Добавить в цитаты Настройки чтения

Страница 21 из 59

Надя прикрыла за собой дверь — я рванул в её комнату. Придвинул к гостиному гарнитуру стул, распахнул дверцы антресолей. Жалкие запасы Надиного нижнего белья меня не интересовали. Как и попахивавшие нафталином ткани (приобретённые в магазине или «приватизированные» в швейном ателье?). Меня интересовали другие материалы — те, которые я вчера заметил лишь мельком, когда Надежда Сергеевна искала образцы своих работ (попросил показать мне её вышивку). Я увидел в шкафу толстую бобину с белым блестящим шнуром; а ещё мне там же привиделась другая — с бумажным шпагатом. Вчера я не придал этим верёвкам значения. Лишь отметил в уме, что в прошлом израсходовал подобных материалов не один километр.
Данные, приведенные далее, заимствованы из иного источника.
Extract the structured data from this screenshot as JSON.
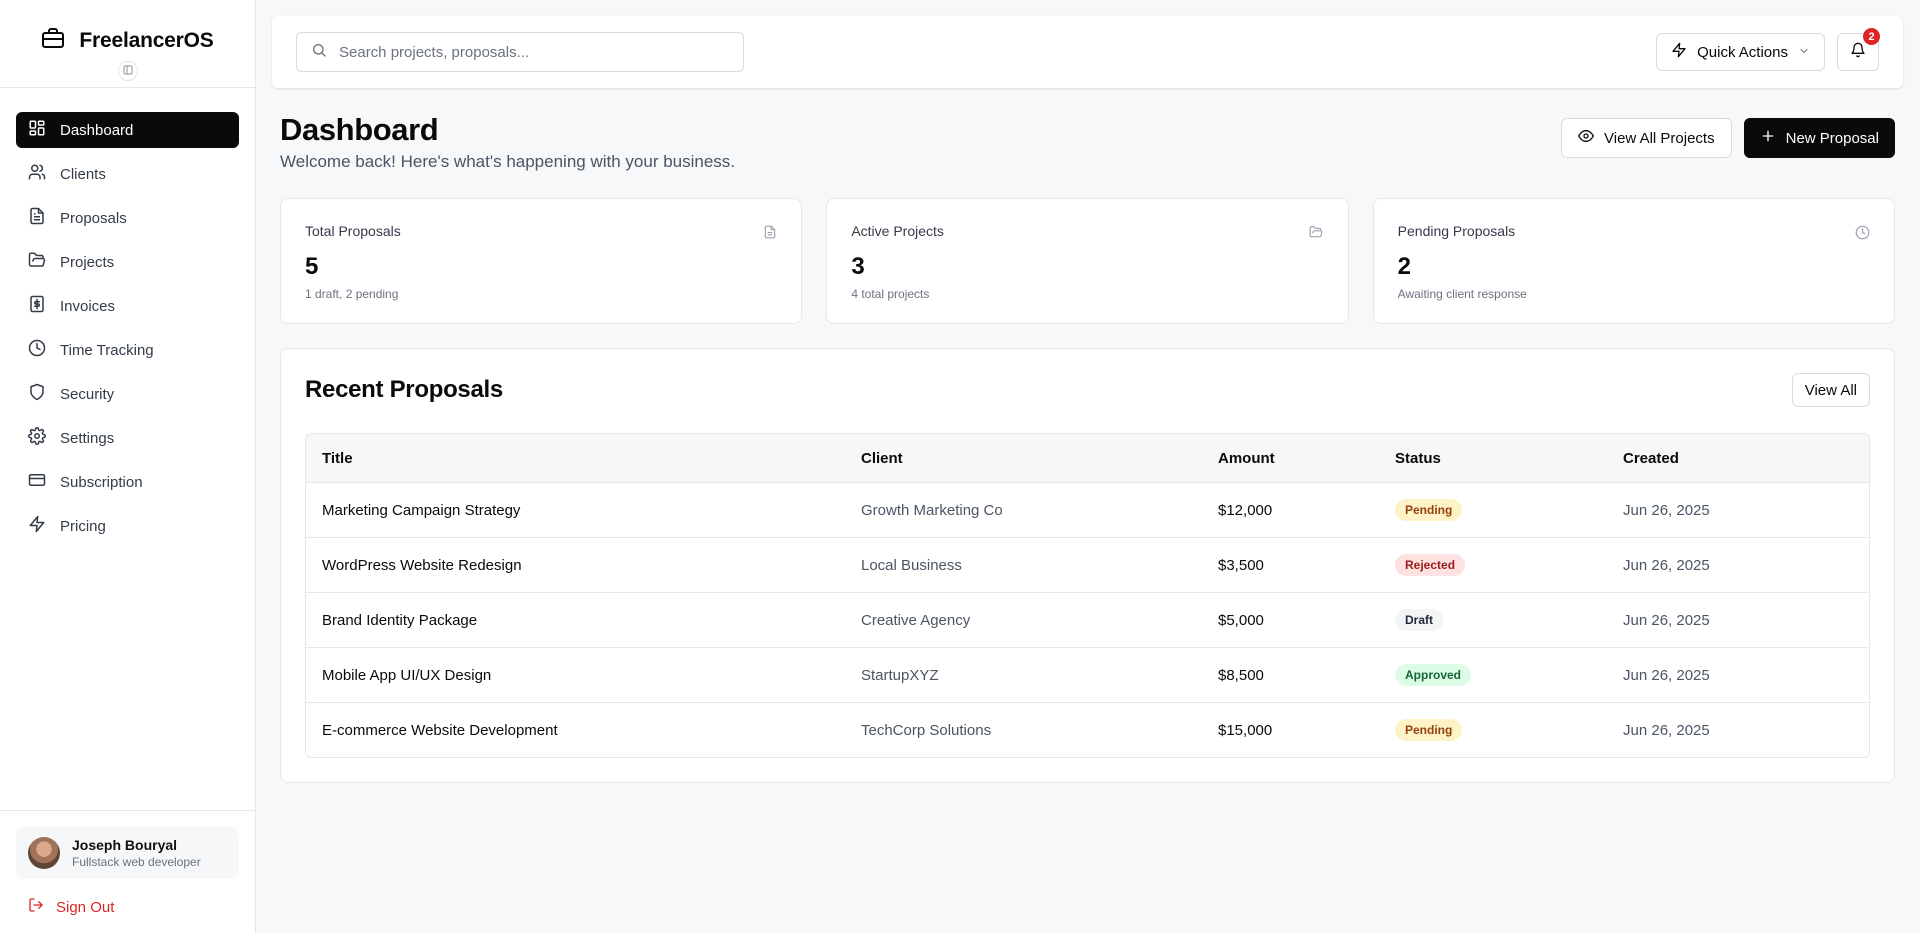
{
  "app": {
    "name": "FreelancerOS"
  },
  "sidebar": {
    "items": [
      {
        "label": "Dashboard",
        "icon": "dashboard-icon",
        "active": true
      },
      {
        "label": "Clients",
        "icon": "users-icon"
      },
      {
        "label": "Proposals",
        "icon": "file-text-icon"
      },
      {
        "label": "Projects",
        "icon": "folder-open-icon"
      },
      {
        "label": "Invoices",
        "icon": "invoice-dollar-icon"
      },
      {
        "label": "Time Tracking",
        "icon": "clock-icon"
      },
      {
        "label": "Security",
        "icon": "shield-icon"
      },
      {
        "label": "Settings",
        "icon": "gear-icon"
      },
      {
        "label": "Subscription",
        "icon": "credit-card-icon"
      },
      {
        "label": "Pricing",
        "icon": "lightning-icon"
      }
    ],
    "user": {
      "name": "Joseph Bouryal",
      "role": "Fullstack web developer"
    },
    "sign_out": "Sign Out"
  },
  "topbar": {
    "search_placeholder": "Search projects, proposals...",
    "quick_actions": "Quick Actions",
    "notifications_count": "2"
  },
  "page": {
    "title": "Dashboard",
    "subtitle": "Welcome back! Here's what's happening with your business.",
    "view_all_projects": "View All Projects",
    "new_proposal": "New Proposal"
  },
  "stats": [
    {
      "label": "Total Proposals",
      "value": "5",
      "note": "1 draft, 2 pending",
      "icon": "file-text-icon"
    },
    {
      "label": "Active Projects",
      "value": "3",
      "note": "4 total projects",
      "icon": "folder-open-icon"
    },
    {
      "label": "Pending Proposals",
      "value": "2",
      "note": "Awaiting client response",
      "icon": "clock-icon"
    }
  ],
  "recent": {
    "title": "Recent Proposals",
    "view_all": "View All",
    "columns": [
      "Title",
      "Client",
      "Amount",
      "Status",
      "Created"
    ],
    "rows": [
      {
        "title": "Marketing Campaign Strategy",
        "client": "Growth Marketing Co",
        "amount": "$12,000",
        "status": "Pending",
        "created": "Jun 26, 2025"
      },
      {
        "title": "WordPress Website Redesign",
        "client": "Local Business",
        "amount": "$3,500",
        "status": "Rejected",
        "created": "Jun 26, 2025"
      },
      {
        "title": "Brand Identity Package",
        "client": "Creative Agency",
        "amount": "$5,000",
        "status": "Draft",
        "created": "Jun 26, 2025"
      },
      {
        "title": "Mobile App UI/UX Design",
        "client": "StartupXYZ",
        "amount": "$8,500",
        "status": "Approved",
        "created": "Jun 26, 2025"
      },
      {
        "title": "E-commerce Website Development",
        "client": "TechCorp Solutions",
        "amount": "$15,000",
        "status": "Pending",
        "created": "Jun 26, 2025"
      }
    ]
  },
  "status_colors": {
    "Pending": {
      "bg": "#fef3c7",
      "fg": "#92400e"
    },
    "Rejected": {
      "bg": "#fee2e2",
      "fg": "#991b1b"
    },
    "Draft": {
      "bg": "#f3f4f6",
      "fg": "#1f2937"
    },
    "Approved": {
      "bg": "#dcfce7",
      "fg": "#166534"
    }
  },
  "colors": {
    "accent": "#0a0a0a",
    "danger": "#dc2626"
  }
}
Я вынул из антресоли обе бобины — поставил их на стол. Там же, в антресоли, обнаружил и обёрнутый в бумажную заводскую упаковку сутаж (разных цветов и ширины, уложенный в мешок из шёлковой ткани). Сутаж мне понравился — он заставил разыграться мою фантазию. Но всё же я вернул его обратно на полку: его время пока не пришло. А вот к упаковочным шнурам я присмотрелся внимательно. Повертел концы верёвок в руках — прикинул, какая и для чего сгодится. Когда-то я работал и с одной, и с другой. Прекрасно помнил их свойства. Поэтому от использования бумажного шпагата отказался — пока (его очередь, возможно и придёт — в зависимости от «выхлопа» за мой труд). Сделал выбор в пользу белого — полипропиленового.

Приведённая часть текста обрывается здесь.